Mitsutoshi Yamaguchi (male)
'Nyushi hibaku'  / 15 years old at the time / current resident of Nagasaki

Photographer: Eiichi Matsumoto.
The scenes of the A-bombed city are introduced here. The photographs are not directly connected with the messages.
I still can't forget the day I visited Nagasaki two days after the bombing.

When the Atomic-bomb struck Nagasaki, I was a fifteen-year-old student at an agricultural high school. On August 11, two days after the bombing, we were sent to Nagasaki by our school to perform some tasks related to farming. My classmates and I took the Nagasaki Main Line train. My uncle, a jail keeper, happened to be on the same train. He was heading toward Urakami Prison, which was close to the hypocenter, to do whatever he could do there. As it turned out, everyone at the prison, guards and prisoners alike, was dead. He, too, got off at Michino-o Station and escorted us to Ohashi Intersection. After he left us, I continued walking with my friends. At that point, many terrible things started to come into view.

Horses, still in the posture of pulling carts, were stone dead. From place to place there were small mounds of earth with flowers on top, improvised burial plots. The trees were bare of green leaves. I saw a great number of houses with chimneys bent at impossible angles, and all the windows shattered. Young people today won't believe me, no matter what I tell them about the damage and loss the Atomic bomb caused to Nagasaki.

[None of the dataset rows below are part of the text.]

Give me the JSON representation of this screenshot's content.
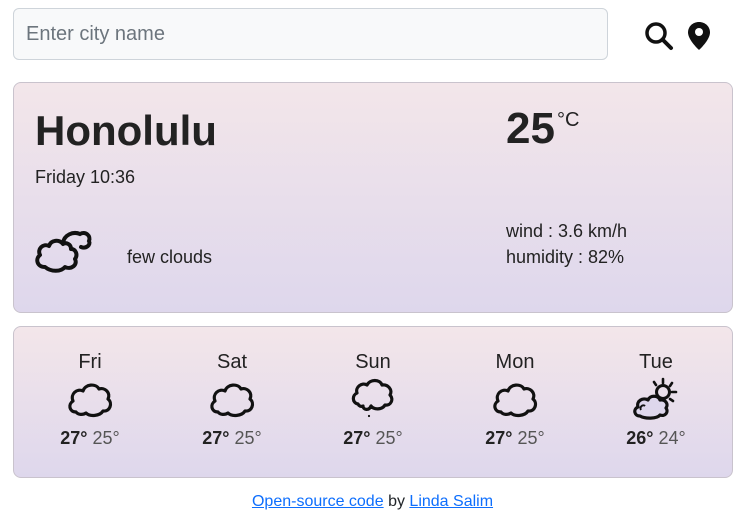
{
  "search": {
    "placeholder": "Enter city name",
    "value": ""
  },
  "icons": {
    "search": "search-icon",
    "location": "map-marker-icon"
  },
  "current": {
    "city": "Honolulu",
    "datetime": "Friday 10:36",
    "temperature": "25",
    "unit": "°C",
    "description": "few clouds",
    "wind": "wind : 3.6 km/h",
    "humidity": "humidity : 82%",
    "icon": "few-clouds-icon"
  },
  "forecast": [
    {
      "day": "Fri",
      "max": "27°",
      "min": "25°",
      "icon": "cloud-icon"
    },
    {
      "day": "Sat",
      "max": "27°",
      "min": "25°",
      "icon": "cloud-icon"
    },
    {
      "day": "Sun",
      "max": "27°",
      "min": "25°",
      "icon": "rain-cloud-icon"
    },
    {
      "day": "Mon",
      "max": "27°",
      "min": "25°",
      "icon": "cloud-icon"
    },
    {
      "day": "Tue",
      "max": "26°",
      "min": "24°",
      "icon": "partly-sunny-icon"
    }
  ],
  "footer": {
    "code_link": "Open-source code",
    "by": "by",
    "author_link": "Linda Salim"
  },
  "colors": {
    "link": "#0d6efd",
    "card_top": "#f3e6ea",
    "card_bottom": "#ded7ec"
  }
}
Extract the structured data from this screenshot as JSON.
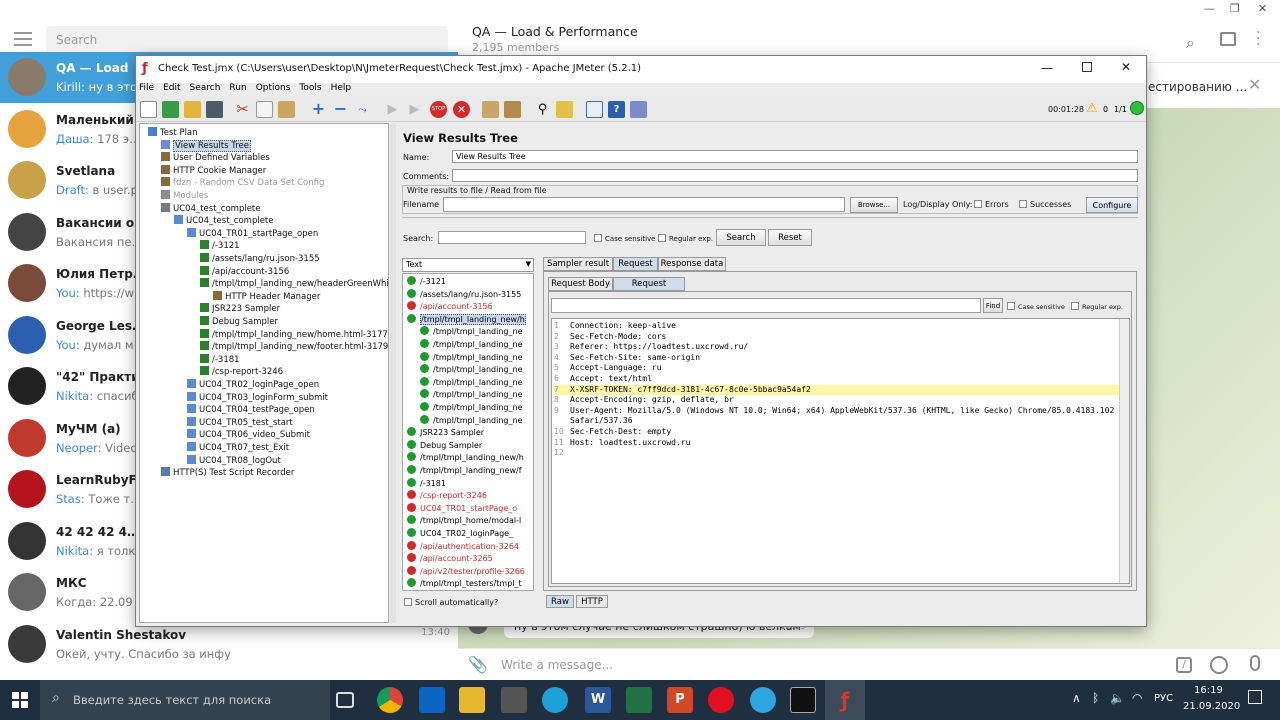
{
  "telegram": {
    "search_placeholder": "Search",
    "chats": [
      {
        "name": "QA — Load",
        "preview_sender": "Kirill:",
        "preview": " ну в этом",
        "avatar_color": "#8a7a6a",
        "selected": true
      },
      {
        "name": "Маленький",
        "preview_sender": "Даша:",
        "preview": " 178 это х",
        "avatar_color": "#e6a23c"
      },
      {
        "name": "Svetlana",
        "preview_sender": "Draft:",
        "preview": " в user.pr",
        "avatar_color": "#c9a04a"
      },
      {
        "name": "Вакансии о",
        "preview_sender": "",
        "preview": "Вакансия перес",
        "avatar_color": "#444444"
      },
      {
        "name": "Юлия Петрова",
        "preview_sender": "You:",
        "preview": " https://www",
        "avatar_color": "#7a4a3a"
      },
      {
        "name": "George Lesmer",
        "preview_sender": "You:",
        "preview": " думал мал",
        "avatar_color": "#2c5fb0"
      },
      {
        "name": "\"42\" Практи",
        "preview_sender": "Nikita:",
        "preview": " спасибо",
        "avatar_color": "#222222"
      },
      {
        "name": "МуЧМ (а)",
        "preview_sender": "Neoper:",
        "preview": " Video,",
        "avatar_color": "#c0392b"
      },
      {
        "name": "LearnRubyF",
        "preview_sender": "Stas:",
        "preview": " Тоже труж",
        "avatar_color": "#b3141c"
      },
      {
        "name": "42 42 42 42 4",
        "preview_sender": "Nikita:",
        "preview": " я толк",
        "avatar_color": "#333333"
      },
      {
        "name": "МКС",
        "preview_sender": "",
        "preview": "Когда: 22.09 ,",
        "avatar_color": "#666666"
      },
      {
        "name": "Valentin Shestakov",
        "preview_sender": "",
        "preview": "Окей, учту. Спасибо за инфу",
        "avatar_color": "#3a3a3a",
        "time": "13:40"
      }
    ],
    "chat_title": "QA — Load & Performance",
    "members": "2,195 members",
    "pinned_text": "естированию ...",
    "message_text": "ну в этом случае не слишком страшно) ю велкам",
    "message_time": "16:19",
    "compose_placeholder": "Write a message..."
  },
  "jmeter": {
    "window_title": "Check Test.jmx (C:\\Users\\user\\Desktop\\N\\JmeterRequest\\Check Test.jmx) - Apache JMeter (5.2.1)",
    "menu": [
      "File",
      "Edit",
      "Search",
      "Run",
      "Options",
      "Tools",
      "Help"
    ],
    "timer": "00:01:28",
    "warnings": "0",
    "threads": "1/1",
    "tree": [
      {
        "label": "Test Plan",
        "depth": 0,
        "kind": "plan"
      },
      {
        "label": "View Results Tree",
        "depth": 1,
        "kind": "listener",
        "selected": true
      },
      {
        "label": "User Defined Variables",
        "depth": 1,
        "kind": "config"
      },
      {
        "label": "HTTP Cookie Manager",
        "depth": 1,
        "kind": "config"
      },
      {
        "label": "fdzn - Random CSV Data Set Config",
        "depth": 1,
        "kind": "config",
        "disabled": true
      },
      {
        "label": "Modules",
        "depth": 1,
        "kind": "module",
        "disabled": true
      },
      {
        "label": "UC04_test_complete",
        "depth": 1,
        "kind": "thread"
      },
      {
        "label": "UC04_test_complete",
        "depth": 2,
        "kind": "controller"
      },
      {
        "label": "UC04_TR01_startPage_open",
        "depth": 3,
        "kind": "controller"
      },
      {
        "label": "/-3121",
        "depth": 4,
        "kind": "sampler"
      },
      {
        "label": "/assets/lang/ru.json-3155",
        "depth": 4,
        "kind": "sampler"
      },
      {
        "label": "/api/account-3156",
        "depth": 4,
        "kind": "sampler"
      },
      {
        "label": "/tmpl/tmpl_landing_new/headerGreenWhite.html",
        "depth": 4,
        "kind": "sampler"
      },
      {
        "label": "HTTP Header Manager",
        "depth": 5,
        "kind": "config"
      },
      {
        "label": "JSR223 Sampler",
        "depth": 4,
        "kind": "sampler"
      },
      {
        "label": "Debug Sampler",
        "depth": 4,
        "kind": "sampler"
      },
      {
        "label": "/tmpl/tmpl_landing_new/home.html-3177",
        "depth": 4,
        "kind": "sampler"
      },
      {
        "label": "/tmpl/tmpl_landing_new/footer.html-3179",
        "depth": 4,
        "kind": "sampler"
      },
      {
        "label": "/-3181",
        "depth": 4,
        "kind": "sampler"
      },
      {
        "label": "/csp-report-3246",
        "depth": 4,
        "kind": "sampler"
      },
      {
        "label": "UC04_TR02_loginPage_open",
        "depth": 3,
        "kind": "controller"
      },
      {
        "label": "UC04_TR03_loginForm_submit",
        "depth": 3,
        "kind": "controller"
      },
      {
        "label": "UC04_TR04_testPage_open",
        "depth": 3,
        "kind": "controller"
      },
      {
        "label": "UC04_TR05_test_start",
        "depth": 3,
        "kind": "controller"
      },
      {
        "label": "UC04_TR06_video_Submit",
        "depth": 3,
        "kind": "controller"
      },
      {
        "label": "UC04_TR07_test_Exit",
        "depth": 3,
        "kind": "controller"
      },
      {
        "label": "UC04_TR08_logOut",
        "depth": 3,
        "kind": "controller"
      },
      {
        "label": "HTTP(S) Test Script Recorder",
        "depth": 1,
        "kind": "recorder"
      }
    ],
    "panel": {
      "title": "View Results Tree",
      "name_label": "Name:",
      "name_value": "View Results Tree",
      "comments_label": "Comments:",
      "write_results": "Write results to file / Read from file",
      "filename_label": "Filename",
      "browse": "Browse...",
      "log_display": "Log/Display Only:",
      "errors": "Errors",
      "successes": "Successes",
      "configure": "Configure",
      "search_label": "Search:",
      "case_sensitive": "Case sensitive",
      "regular_exp": "Regular exp.",
      "search_btn": "Search",
      "reset_btn": "Reset",
      "renderer": "Text",
      "tabs": [
        "Sampler result",
        "Request",
        "Response data"
      ],
      "subtabs": [
        "Request Body",
        "Request Headers"
      ],
      "find": "Find",
      "scroll_auto": "Scroll automatically?",
      "bottom_tabs": [
        "Raw",
        "HTTP"
      ]
    },
    "results": [
      {
        "label": "/-3121",
        "ok": true,
        "depth": 0
      },
      {
        "label": "/assets/lang/ru.json-3155",
        "ok": true,
        "depth": 0
      },
      {
        "label": "/api/account-3156",
        "ok": false,
        "depth": 0
      },
      {
        "label": "/tmpl/tmpl_landing_new/h",
        "ok": true,
        "depth": 0,
        "selected": true
      },
      {
        "label": "/tmpl/tmpl_landing_ne",
        "ok": true,
        "depth": 1
      },
      {
        "label": "/tmpl/tmpl_landing_ne",
        "ok": true,
        "depth": 1
      },
      {
        "label": "/tmpl/tmpl_landing_ne",
        "ok": true,
        "depth": 1
      },
      {
        "label": "/tmpl/tmpl_landing_ne",
        "ok": true,
        "depth": 1
      },
      {
        "label": "/tmpl/tmpl_landing_ne",
        "ok": true,
        "depth": 1
      },
      {
        "label": "/tmpl/tmpl_landing_ne",
        "ok": true,
        "depth": 1
      },
      {
        "label": "/tmpl/tmpl_landing_ne",
        "ok": true,
        "depth": 1
      },
      {
        "label": "/tmpl/tmpl_landing_ne",
        "ok": true,
        "depth": 1
      },
      {
        "label": "JSR223 Sampler",
        "ok": true,
        "depth": 0
      },
      {
        "label": "Debug Sampler",
        "ok": true,
        "depth": 0
      },
      {
        "label": "/tmpl/tmpl_landing_new/h",
        "ok": true,
        "depth": 0
      },
      {
        "label": "/tmpl/tmpl_landing_new/f",
        "ok": true,
        "depth": 0
      },
      {
        "label": "/-3181",
        "ok": true,
        "depth": 0
      },
      {
        "label": "/csp-report-3246",
        "ok": false,
        "depth": 0
      },
      {
        "label": "UC04_TR01_startPage_o",
        "ok": false,
        "depth": 0
      },
      {
        "label": "/tmpl/tmpl_home/modal-l",
        "ok": true,
        "depth": 0
      },
      {
        "label": "UC04_TR02_loginPage_",
        "ok": true,
        "depth": 0
      },
      {
        "label": "/api/authentication-3264",
        "ok": false,
        "depth": 0
      },
      {
        "label": "/api/account-3265",
        "ok": false,
        "depth": 0
      },
      {
        "label": "/api/v2/tester/profile-3266",
        "ok": false,
        "depth": 0
      },
      {
        "label": "/tmpl/tmpl_testers/tmpl_t",
        "ok": true,
        "depth": 0
      }
    ],
    "headers": [
      {
        "n": "1",
        "t": "Connection: keep-alive"
      },
      {
        "n": "2",
        "t": "Sec-Fetch-Mode: cors"
      },
      {
        "n": "3",
        "t": "Referer: https://loadtest.uxcrowd.ru/"
      },
      {
        "n": "4",
        "t": "Sec-Fetch-Site: same-origin"
      },
      {
        "n": "5",
        "t": "Accept-Language: ru"
      },
      {
        "n": "6",
        "t": "Accept: text/html"
      },
      {
        "n": "7",
        "t": "X-XSRF-TOKEN: c7ff9dcd-3181-4c67-8c0e-5bbac9a54af2",
        "hl": true
      },
      {
        "n": "8",
        "t": "Accept-Encoding: gzip, deflate, br"
      },
      {
        "n": "9",
        "t": "User-Agent: Mozilla/5.0 (Windows NT 10.0; Win64; x64) AppleWebKit/537.36 (KHTML, like Gecko) Chrome/85.0.4183.102"
      },
      {
        "n": "",
        "t": "Safari/537.36"
      },
      {
        "n": "10",
        "t": "Sec-Fetch-Dest: empty"
      },
      {
        "n": "11",
        "t": "Host: loadtest.uxcrowd.ru"
      },
      {
        "n": "12",
        "t": ""
      }
    ]
  },
  "taskbar": {
    "search_placeholder": "Введите здесь текст для поиска",
    "language": "РУС",
    "time": "16:19",
    "date": "21.09.2020"
  }
}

My uncle had to go into the hospital some years later. Sadly, he died after having struggled with an unknown illness for five or six years. I believe he had contracted A-bomb disease. For many years, I felt uneasy and worried about myself suffering the same fate.

I am given the A-bomb survivor compensation every month. I really appreciate it. Thanks to this service, I can go to the hospital about 20 days a month to have my knees and other ailments treated. I am grateful that I can continue receiving this benefit for the rest of my life.

I still have terrible nightmares of the dreadful sights I saw soon after the bombing.
I pray that nuclear war will never break out anywhere in the world.